John McDonnell has also welcomed the Forde Report and, on its publication in July 2022, wrote an open letter to Keir Starmer and David Evans urging them to address the report’s recommendation to respect diversity in the party, and particularly to address the defamation of JVL. “The treatment of this group and many of its members by the Party has been disrespectful, at times uncaring, even brutal”, McDonnell says. Quoting from the report, he adds: “[T]here has been a refusal to engage with JVL’s proposals for antisemitism education… CLPs are not even allowed to enlist their help.” He refers to several instances in which Jewish members of long standing in the Labour Party, among them practising Jews, have been accused of antisemitism, and that, sadly, two died before their names could be cleared. As far as we know, there has been no official response to McDonnell’s letter.
Al Jazeera’s The Labour Files, a series of four landmark programmes released to coincide with the 2022 Labour Party Conference, have also been shamefully ignored by the Labour Party leadership and the mainstream media. These gripping programmes document with detailed and convincing evidence the fabricated accusations made by members of the NEC and the right wing of the party in order to smear, humiliate and exclude Corbyn supporters across the country, particularly JVL members and people of colour, in several instances with tragic effect. I urge you to watch them if you haven’t already done so.

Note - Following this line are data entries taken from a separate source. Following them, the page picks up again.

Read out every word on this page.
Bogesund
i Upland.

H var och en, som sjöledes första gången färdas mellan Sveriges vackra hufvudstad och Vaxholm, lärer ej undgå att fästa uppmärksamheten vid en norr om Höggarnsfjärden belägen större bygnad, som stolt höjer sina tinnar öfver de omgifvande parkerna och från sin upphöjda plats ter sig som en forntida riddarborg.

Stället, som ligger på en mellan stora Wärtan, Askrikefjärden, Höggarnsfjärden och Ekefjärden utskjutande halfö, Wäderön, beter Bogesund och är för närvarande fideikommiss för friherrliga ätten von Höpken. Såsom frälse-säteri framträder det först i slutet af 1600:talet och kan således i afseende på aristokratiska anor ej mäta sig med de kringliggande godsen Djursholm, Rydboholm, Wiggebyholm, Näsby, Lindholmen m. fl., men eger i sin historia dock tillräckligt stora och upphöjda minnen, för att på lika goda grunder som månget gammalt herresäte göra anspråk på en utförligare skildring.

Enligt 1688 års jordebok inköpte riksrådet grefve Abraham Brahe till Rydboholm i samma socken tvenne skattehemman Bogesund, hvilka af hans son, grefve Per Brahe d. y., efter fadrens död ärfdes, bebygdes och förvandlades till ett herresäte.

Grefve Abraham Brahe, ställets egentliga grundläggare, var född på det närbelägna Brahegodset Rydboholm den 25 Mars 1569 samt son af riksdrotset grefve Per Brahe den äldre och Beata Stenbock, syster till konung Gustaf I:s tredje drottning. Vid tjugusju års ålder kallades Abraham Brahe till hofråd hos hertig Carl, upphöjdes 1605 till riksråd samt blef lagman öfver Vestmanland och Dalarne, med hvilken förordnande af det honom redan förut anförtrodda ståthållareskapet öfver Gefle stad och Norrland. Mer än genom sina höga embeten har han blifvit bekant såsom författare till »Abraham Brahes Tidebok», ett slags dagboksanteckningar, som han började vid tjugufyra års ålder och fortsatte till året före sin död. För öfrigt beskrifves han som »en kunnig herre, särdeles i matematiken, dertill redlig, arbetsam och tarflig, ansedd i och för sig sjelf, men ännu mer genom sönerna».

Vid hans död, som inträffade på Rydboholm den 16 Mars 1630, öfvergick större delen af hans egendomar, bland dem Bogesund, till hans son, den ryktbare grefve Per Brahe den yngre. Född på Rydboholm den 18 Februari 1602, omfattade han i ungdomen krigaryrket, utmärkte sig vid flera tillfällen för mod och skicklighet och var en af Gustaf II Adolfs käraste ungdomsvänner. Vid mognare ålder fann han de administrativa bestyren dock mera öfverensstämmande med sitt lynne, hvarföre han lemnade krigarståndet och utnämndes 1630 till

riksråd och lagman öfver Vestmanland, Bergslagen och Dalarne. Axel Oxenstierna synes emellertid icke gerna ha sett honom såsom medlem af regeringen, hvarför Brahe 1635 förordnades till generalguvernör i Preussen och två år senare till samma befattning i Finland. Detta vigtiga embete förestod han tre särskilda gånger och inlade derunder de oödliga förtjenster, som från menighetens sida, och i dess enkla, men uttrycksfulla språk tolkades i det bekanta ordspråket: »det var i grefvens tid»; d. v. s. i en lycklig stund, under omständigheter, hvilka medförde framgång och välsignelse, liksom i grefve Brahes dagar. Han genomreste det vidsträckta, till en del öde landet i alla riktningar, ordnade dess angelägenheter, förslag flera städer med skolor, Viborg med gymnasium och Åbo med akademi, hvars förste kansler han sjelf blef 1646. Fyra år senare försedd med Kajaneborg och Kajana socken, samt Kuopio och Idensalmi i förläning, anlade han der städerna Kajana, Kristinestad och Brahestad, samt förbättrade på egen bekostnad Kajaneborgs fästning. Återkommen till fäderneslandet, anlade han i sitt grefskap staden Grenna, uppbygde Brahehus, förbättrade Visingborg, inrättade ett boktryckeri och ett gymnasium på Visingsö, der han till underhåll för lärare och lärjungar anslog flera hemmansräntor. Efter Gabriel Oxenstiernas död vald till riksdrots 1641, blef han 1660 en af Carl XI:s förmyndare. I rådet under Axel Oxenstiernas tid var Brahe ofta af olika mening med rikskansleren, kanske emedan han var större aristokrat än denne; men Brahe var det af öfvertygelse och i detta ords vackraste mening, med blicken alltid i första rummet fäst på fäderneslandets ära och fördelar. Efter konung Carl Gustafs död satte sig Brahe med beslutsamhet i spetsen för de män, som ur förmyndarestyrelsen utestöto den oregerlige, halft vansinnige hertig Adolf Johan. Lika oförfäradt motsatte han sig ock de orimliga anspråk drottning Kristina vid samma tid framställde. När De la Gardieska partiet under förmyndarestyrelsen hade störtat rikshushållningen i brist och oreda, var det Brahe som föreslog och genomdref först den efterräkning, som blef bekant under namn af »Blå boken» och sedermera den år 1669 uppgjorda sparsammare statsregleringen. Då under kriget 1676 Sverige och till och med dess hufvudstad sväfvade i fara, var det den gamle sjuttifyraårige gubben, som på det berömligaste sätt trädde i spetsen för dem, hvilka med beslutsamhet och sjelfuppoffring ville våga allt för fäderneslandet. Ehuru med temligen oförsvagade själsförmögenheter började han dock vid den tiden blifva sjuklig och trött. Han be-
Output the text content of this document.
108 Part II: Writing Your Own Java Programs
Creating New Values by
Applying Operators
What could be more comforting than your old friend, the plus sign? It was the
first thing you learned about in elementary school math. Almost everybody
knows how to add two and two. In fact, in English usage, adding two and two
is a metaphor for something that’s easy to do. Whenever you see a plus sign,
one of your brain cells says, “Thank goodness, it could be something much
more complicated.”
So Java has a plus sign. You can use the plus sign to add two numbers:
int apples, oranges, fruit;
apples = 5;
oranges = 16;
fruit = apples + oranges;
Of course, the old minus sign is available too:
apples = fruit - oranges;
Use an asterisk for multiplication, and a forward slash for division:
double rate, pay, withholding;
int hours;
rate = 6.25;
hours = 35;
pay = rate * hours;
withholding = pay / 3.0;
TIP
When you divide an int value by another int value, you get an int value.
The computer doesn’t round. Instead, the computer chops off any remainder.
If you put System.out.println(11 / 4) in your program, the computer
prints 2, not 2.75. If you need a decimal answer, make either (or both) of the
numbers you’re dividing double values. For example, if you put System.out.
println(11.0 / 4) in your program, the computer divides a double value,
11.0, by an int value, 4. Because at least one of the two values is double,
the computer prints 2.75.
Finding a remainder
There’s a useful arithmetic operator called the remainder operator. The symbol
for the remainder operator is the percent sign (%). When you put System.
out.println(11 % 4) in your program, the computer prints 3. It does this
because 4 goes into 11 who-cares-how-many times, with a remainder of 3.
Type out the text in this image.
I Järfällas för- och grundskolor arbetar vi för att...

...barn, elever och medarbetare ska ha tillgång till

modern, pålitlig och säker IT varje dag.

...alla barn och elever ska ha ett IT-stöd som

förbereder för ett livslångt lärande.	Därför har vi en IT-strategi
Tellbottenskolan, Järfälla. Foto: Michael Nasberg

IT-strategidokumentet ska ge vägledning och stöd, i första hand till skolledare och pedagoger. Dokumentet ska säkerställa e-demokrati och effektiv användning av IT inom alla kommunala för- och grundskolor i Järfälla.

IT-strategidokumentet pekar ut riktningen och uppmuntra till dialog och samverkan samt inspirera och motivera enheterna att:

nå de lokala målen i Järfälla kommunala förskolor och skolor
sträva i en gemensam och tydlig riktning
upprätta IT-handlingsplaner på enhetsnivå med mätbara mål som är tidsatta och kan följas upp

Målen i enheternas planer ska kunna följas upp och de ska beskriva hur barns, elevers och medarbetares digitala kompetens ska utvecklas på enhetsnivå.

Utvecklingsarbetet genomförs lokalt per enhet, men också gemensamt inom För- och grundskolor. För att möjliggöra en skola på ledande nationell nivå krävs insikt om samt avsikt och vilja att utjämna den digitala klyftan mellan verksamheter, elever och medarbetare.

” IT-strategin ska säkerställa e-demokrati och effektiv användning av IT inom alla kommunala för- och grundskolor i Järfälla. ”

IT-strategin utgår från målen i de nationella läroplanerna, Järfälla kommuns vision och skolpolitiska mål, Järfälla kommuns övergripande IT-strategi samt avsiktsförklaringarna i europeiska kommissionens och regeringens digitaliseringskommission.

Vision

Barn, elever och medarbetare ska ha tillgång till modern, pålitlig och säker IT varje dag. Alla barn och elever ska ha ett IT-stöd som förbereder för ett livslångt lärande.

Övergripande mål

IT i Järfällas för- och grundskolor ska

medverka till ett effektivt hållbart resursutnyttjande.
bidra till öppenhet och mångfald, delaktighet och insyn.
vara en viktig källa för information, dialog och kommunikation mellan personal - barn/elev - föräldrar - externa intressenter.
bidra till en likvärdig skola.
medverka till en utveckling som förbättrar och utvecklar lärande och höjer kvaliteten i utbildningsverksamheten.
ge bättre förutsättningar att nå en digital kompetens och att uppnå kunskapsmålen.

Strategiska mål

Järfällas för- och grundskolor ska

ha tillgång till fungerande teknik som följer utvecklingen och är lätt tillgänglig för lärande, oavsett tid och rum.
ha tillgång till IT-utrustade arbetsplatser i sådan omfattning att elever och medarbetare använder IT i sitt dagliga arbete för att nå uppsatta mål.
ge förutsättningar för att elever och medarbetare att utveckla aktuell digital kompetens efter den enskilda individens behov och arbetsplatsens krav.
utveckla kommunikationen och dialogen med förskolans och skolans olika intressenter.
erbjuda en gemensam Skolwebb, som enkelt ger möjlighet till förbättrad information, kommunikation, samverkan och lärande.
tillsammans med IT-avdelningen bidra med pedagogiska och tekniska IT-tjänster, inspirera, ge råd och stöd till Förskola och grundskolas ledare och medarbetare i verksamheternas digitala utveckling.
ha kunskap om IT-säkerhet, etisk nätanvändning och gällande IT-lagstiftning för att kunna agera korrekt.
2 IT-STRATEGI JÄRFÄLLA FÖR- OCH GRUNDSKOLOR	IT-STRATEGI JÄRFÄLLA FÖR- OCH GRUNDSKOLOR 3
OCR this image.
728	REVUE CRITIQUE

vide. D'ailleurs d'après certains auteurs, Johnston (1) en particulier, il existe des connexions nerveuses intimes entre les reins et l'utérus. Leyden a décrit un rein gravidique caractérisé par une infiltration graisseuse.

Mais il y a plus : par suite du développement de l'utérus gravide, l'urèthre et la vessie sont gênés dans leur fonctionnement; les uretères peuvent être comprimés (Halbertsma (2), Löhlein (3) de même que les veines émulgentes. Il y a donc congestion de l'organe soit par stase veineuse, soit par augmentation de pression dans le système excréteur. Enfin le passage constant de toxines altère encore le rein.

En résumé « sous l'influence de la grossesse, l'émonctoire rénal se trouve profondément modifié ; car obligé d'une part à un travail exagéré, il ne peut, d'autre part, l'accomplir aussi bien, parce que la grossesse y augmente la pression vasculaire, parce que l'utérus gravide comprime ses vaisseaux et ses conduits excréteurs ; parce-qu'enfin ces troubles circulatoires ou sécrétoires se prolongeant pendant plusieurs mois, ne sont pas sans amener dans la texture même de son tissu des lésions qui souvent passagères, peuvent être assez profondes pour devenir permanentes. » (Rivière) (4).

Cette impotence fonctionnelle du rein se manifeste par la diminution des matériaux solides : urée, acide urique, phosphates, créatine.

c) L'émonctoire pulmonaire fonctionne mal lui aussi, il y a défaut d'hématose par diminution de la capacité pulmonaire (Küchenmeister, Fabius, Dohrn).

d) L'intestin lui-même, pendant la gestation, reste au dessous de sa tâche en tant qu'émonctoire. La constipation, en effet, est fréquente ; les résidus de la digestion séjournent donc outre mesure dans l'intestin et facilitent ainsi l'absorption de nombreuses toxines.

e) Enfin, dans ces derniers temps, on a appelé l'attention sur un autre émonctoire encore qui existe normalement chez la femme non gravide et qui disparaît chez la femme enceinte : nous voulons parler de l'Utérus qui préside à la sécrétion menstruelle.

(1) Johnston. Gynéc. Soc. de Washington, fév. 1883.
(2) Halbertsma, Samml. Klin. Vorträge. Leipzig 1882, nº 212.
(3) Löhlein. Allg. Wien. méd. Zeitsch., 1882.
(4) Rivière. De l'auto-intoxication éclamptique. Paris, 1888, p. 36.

Richard Sanders, director and producer of The Labour Files, and Peter Oborne, former Telegraph and Mail journalist, who was interviewed for the programmes by Sanders, have since collaborated with Mark Seddon to assess the main revelations of the series as well as to expose the neglect by the mainstream media. They point out that senior members of the Labour Party have remained stonily silent and have not even bothered to rebut the claims made in the series. In the programmes and in a recent DDN clip, Oborne “demolishes” the media silence about The Labour Files and asks, with foreboding,”If this is how the party leadership treats members of its own party while in opposition, how might it behave in power?” This is a very serious challenge.